#17 Space & Structure: Why it matters (Pt. 1)

I always like the idea that Lionel Messi is such a good player that he creates more space by standing still than other players do running around. Space is a premium on the football pitch as it is, so being able to manufacture more space is a great skill to have. I should clarify, space in important areas of the pitch is a premium. There is actually lots of space on the pitch, it’s just that the majority of it isn’t contested as is considered unimportant. Exactly where these important areas are is up for debate, but generally accepted is that the areas close to each goal are more important than others. Being able to manufacture space in these important areas of the pitch is a great skill to have, and one that ultimately determines how well a player and team will perform.

This is the first part of what will likely be a few entries on my thoughts about Space and Structure’s importance in football.

Football is a simple game; the opposition players make it complicated. Putting the small round thing in the large rectangular white thing is a pretty simple concept, and is easy to do when there are no other players trying to stop you. For example, it’s much easier to score an open goal than it is to score in the resulting play from your own goal kick. Aside from the distance, the main obstruction is other players actively preventing your progress up the field towards their goal.

Denying the opposition comfortable possession in important areas of the pitch is a desirable feature of a well working defensive system, whilst gaining comfortable possession in important areas of the pitch is desirable when attacking. Whole styles of play are designed and implemented with both of these dimensions in mind.

  • Guardiola’s Barcelona used quick, short passing to probe and pull a defence out of shape before exploiting the available space to create high probability goal scoring chances.
  • Simeone’s Atlético Madrid employ a disciplined low block where defenders deny space and cover each other, whilst not over extending.

These are two opposite extremes of the same coin, both systems have an established structure which maintain control over the space in important areas of the pitch.

Guardiola’s Barcelona worked so well for many reasons, but partly because they were able to consistently pull defenders out of position and distort the structure that the defending team had employed. Once the structure was out of shape, it became much easier to manufacture space where they wanted and create goal scoring opportunities.

Simeone’s Atlético Madrid consistently denied goal scoring opportunities partly due to their individual and structural discipline. They maintain their structure and ensure contingency plans are available, such as double teams and covering defenders, and effective when required.

It’s clear that managing and controlling space in important areas of the pitch is crucial both with and without the ball. The best attacking teams seem to make defensive efforts obsolete, whilst the best attacking teams make defending look so simple. Quantifying contributions to attacking play is a more well established due to individual measurements such as shots, goals, assists and now also ‘Expected’ metrics. This is since scoring goals has been considered an individual achievement and readily quantified by how many goals a player scores themselves. Defensive contributions are harder to quantify and much more nuanced. There are individual metrics such as blocks, tackles and interceptions, however these don’t always correlate with reduced goals conceded. Weaker teams are put in positions to perform these actions more often than stronger teams, but they also concede more goals.

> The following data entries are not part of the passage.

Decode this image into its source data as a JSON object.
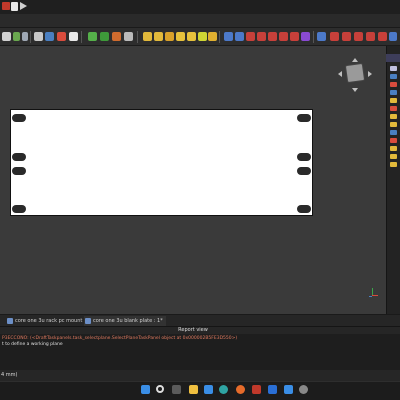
{
  "tabs": [
    {
      "label": "core one 3u rack pc mount : 1*"
    },
    {
      "label": "core one 3u blank plate : 1*"
    }
  ],
  "report_view": {
    "title": "Report view",
    "lines": [
      "P3ECCONO: (<DraftTaskpanels.task_selectplane.SelectPlaneTaskPanel object at 0x000002B5FE3D550>)",
      "t to define a working plane"
    ]
  },
  "status_bar": {
    "text": "4 mm)"
  },
  "colors": {
    "viewport_background": "#3a3a3a",
    "plate_fill": "#ffffff",
    "report_error_text": "#e07a5f",
    "report_normal_text": "#e0e0e0"
  },
  "icons": {
    "title": [
      "window-icon",
      "new-document-icon",
      "play-macro-icon"
    ],
    "toolbar": [
      "undo-icon",
      "redo-icon",
      "macro-icon",
      "cursor-icon",
      "refresh-icon",
      "stop-icon",
      "workbench-icon",
      "part-icon",
      "view-fit-icon",
      "view-isometric-icon",
      "view-front-icon",
      "view-top-icon",
      "view-right-icon",
      "measure-icon",
      "box-icon",
      "cylinder-icon",
      "sphere-icon",
      "cone-icon",
      "torus-icon",
      "union-icon",
      "cut-icon",
      "intersect-icon",
      "extrude-icon",
      "revolve-icon",
      "mirror-icon",
      "fillet-icon",
      "chamfer-icon",
      "offset-icon"
    ],
    "taskbar": [
      "windows-start-icon",
      "search-icon",
      "task-view-icon",
      "file-explorer-icon",
      "checkmark-app-icon",
      "edge-browser-icon",
      "firefox-icon",
      "freecad-icon",
      "outlook-icon",
      "mail-icon",
      "settings-icon"
    ]
  }
}
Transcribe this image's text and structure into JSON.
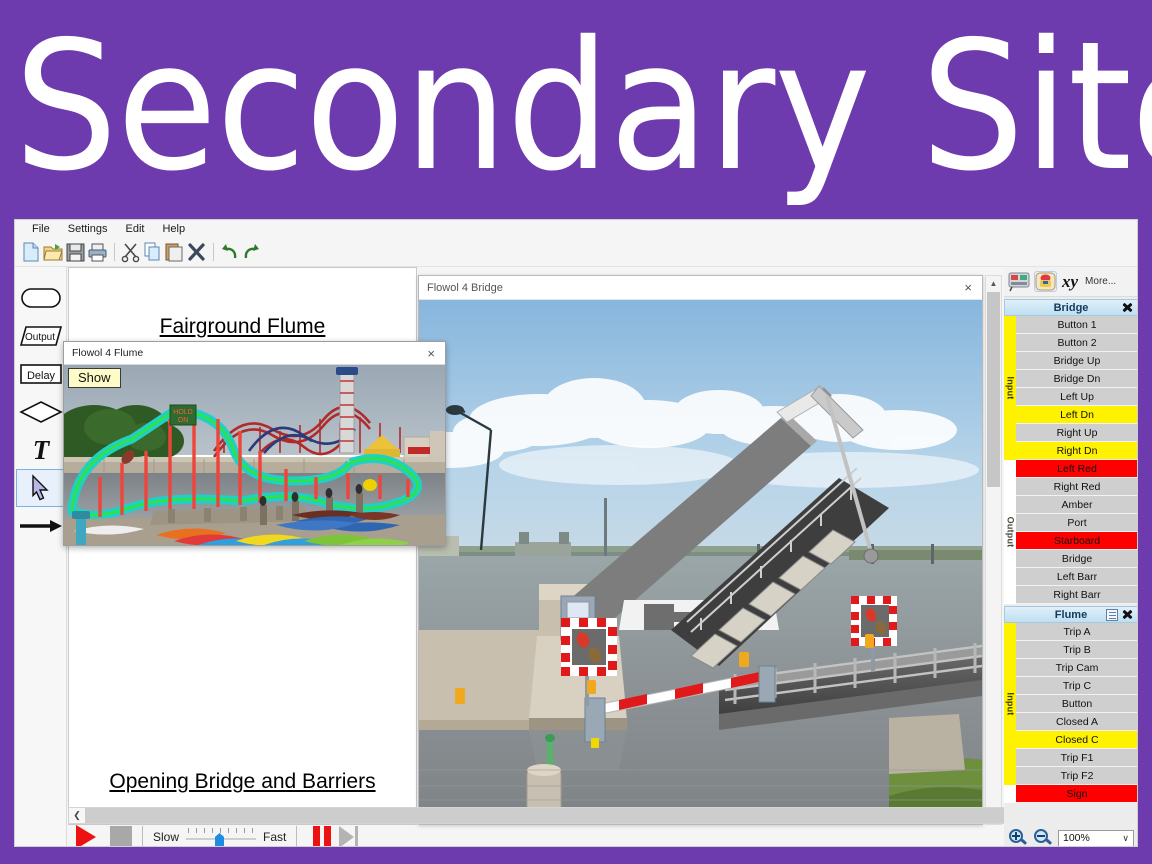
{
  "banner": {
    "title": "Secondary Site",
    "bg_color": "#6E3BAE"
  },
  "app": {
    "menubar": [
      "File",
      "Settings",
      "Edit",
      "Help"
    ],
    "toolbar_icons": [
      "new-file-icon",
      "open-folder-icon",
      "save-disk-icon",
      "print-icon",
      "cut-scissors-icon",
      "copy-icon",
      "paste-icon",
      "delete-x-icon",
      "undo-icon",
      "redo-icon"
    ]
  },
  "palette": {
    "items": [
      {
        "name": "terminal-shape-tool",
        "label": ""
      },
      {
        "name": "output-shape-tool",
        "label": "Output"
      },
      {
        "name": "delay-shape-tool",
        "label": "Delay"
      },
      {
        "name": "decision-shape-tool",
        "label": ""
      },
      {
        "name": "text-tool",
        "label": "T"
      },
      {
        "name": "pointer-tool",
        "label": ""
      },
      {
        "name": "connector-arrow-tool",
        "label": ""
      }
    ],
    "selected": "pointer-tool"
  },
  "flowchart": {
    "label_top": "Fairground Flume",
    "label_bottom": "Opening Bridge and Barriers"
  },
  "transport": {
    "play": "play-button",
    "stop": "stop-button",
    "slow_label": "Slow",
    "fast_label": "Fast",
    "speed_percent": 45,
    "pause": "pause-button",
    "step": "step-button"
  },
  "windows": {
    "bridge": {
      "title": "Flowol 4 Bridge",
      "close": "×"
    },
    "flume": {
      "title": "Flowol 4 Flume",
      "close": "×",
      "show_button": "Show"
    }
  },
  "io_toolbar": {
    "icons": [
      "mimic-board-icon",
      "variables-icon"
    ],
    "xy_label": "xy",
    "more_label": "More..."
  },
  "io_groups": [
    {
      "title": "Bridge",
      "has_report_icon": false,
      "close_icon": "close-x-icon",
      "sections": [
        {
          "band": "Input",
          "rows": [
            {
              "label": "Button 1",
              "state": "off"
            },
            {
              "label": "Button 2",
              "state": "off"
            },
            {
              "label": "Bridge Up",
              "state": "off"
            },
            {
              "label": "Bridge Dn",
              "state": "off"
            },
            {
              "label": "Left Up",
              "state": "off"
            },
            {
              "label": "Left Dn",
              "state": "on-yellow"
            },
            {
              "label": "Right Up",
              "state": "off"
            },
            {
              "label": "Right Dn",
              "state": "on-yellow"
            }
          ]
        },
        {
          "band": "Output",
          "rows": [
            {
              "label": "Left Red",
              "state": "on-red"
            },
            {
              "label": "Right Red",
              "state": "off"
            },
            {
              "label": "Amber",
              "state": "off"
            },
            {
              "label": "Port",
              "state": "off"
            },
            {
              "label": "Starboard",
              "state": "on-red"
            },
            {
              "label": "Bridge",
              "state": "off"
            },
            {
              "label": "Left Barr",
              "state": "off"
            },
            {
              "label": "Right Barr",
              "state": "off"
            }
          ]
        }
      ]
    },
    {
      "title": "Flume",
      "has_report_icon": true,
      "close_icon": "close-x-icon",
      "sections": [
        {
          "band": "Input",
          "rows": [
            {
              "label": "Trip A",
              "state": "off"
            },
            {
              "label": "Trip B",
              "state": "off"
            },
            {
              "label": "Trip Cam",
              "state": "off"
            },
            {
              "label": "Trip C",
              "state": "off"
            },
            {
              "label": "Button",
              "state": "off"
            },
            {
              "label": "Closed A",
              "state": "off"
            },
            {
              "label": "Closed C",
              "state": "on-yellow"
            },
            {
              "label": "Trip F1",
              "state": "off"
            },
            {
              "label": "Trip F2",
              "state": "off"
            }
          ]
        },
        {
          "band": "",
          "rows": [
            {
              "label": "Sign",
              "state": "on-red"
            }
          ]
        }
      ]
    }
  ],
  "zoom": {
    "zoom_in": "zoom-in-icon",
    "zoom_out": "zoom-out-icon",
    "level": "100%",
    "chevron": "∨"
  },
  "flume_scene": {
    "sign_text": "HOLD ON"
  }
}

As individual contributions are less important defensively, it seems more reasonable to seek to quantify defensive efforts using team-oriented measurements. In different phases of the game, teams will adopt a shape to their team which reflects both what they want to protect and how they want to protect it. For example, a team may retreat and allow the opposition to carry the ball out of their half but as soon as they enter their own half, they will immediately apply pressure. This suggests that they see the important areas of the pitch in their own half and want to protect this area. Whilst a team may adopt a high press and immediately press the opposition in their half, with the aim of winning the ball back and countering nearer to the opposition’s goal. This approach suggests that their important areas of the pitch cover a much larger area of the field, with a lower emphasis on their own half. These examples are specific to a point in time and will evolve as the ball moves around the pitch, constant re-evaluation of important areas and reactions between teams are the decisions that individual players must make throughout a match.

Without the ball, a team will want to ensure that their intended structure is maintained. With the ball, a team will try to break the defensive team’s structure. The assumption here is that it’s much harder to create goal scoring opportunities when attacking a defence’s intended structure than once you’ve forced them out of their comfort zone. Great attacking teams can force defences out of their structure more easily, usually by precise ball movement or individual skill moving the ball past opponents. Great defensive teams avoid being disrupted from their structure, usually by being comfortable in a wide array of structures and so effectively always in an adequate defensive shape or forcing the attacking team to play by their rules.

It seems obvious that the team which controls the space on the pitch will control the game. When watching football matches, we can get an intuition about how each team sets up and how that affects the flow of a game, however it’s hard to quantify that intuition. It’s hard to determine exactly what make Barcelona and Atletico Madrid’s use of structure and space so good as they appear to have completely opposite styles. In the proceeding parts to my thoughts on structure and space, I’ll take a look at potential ways to quantify or measure their use of space and structure.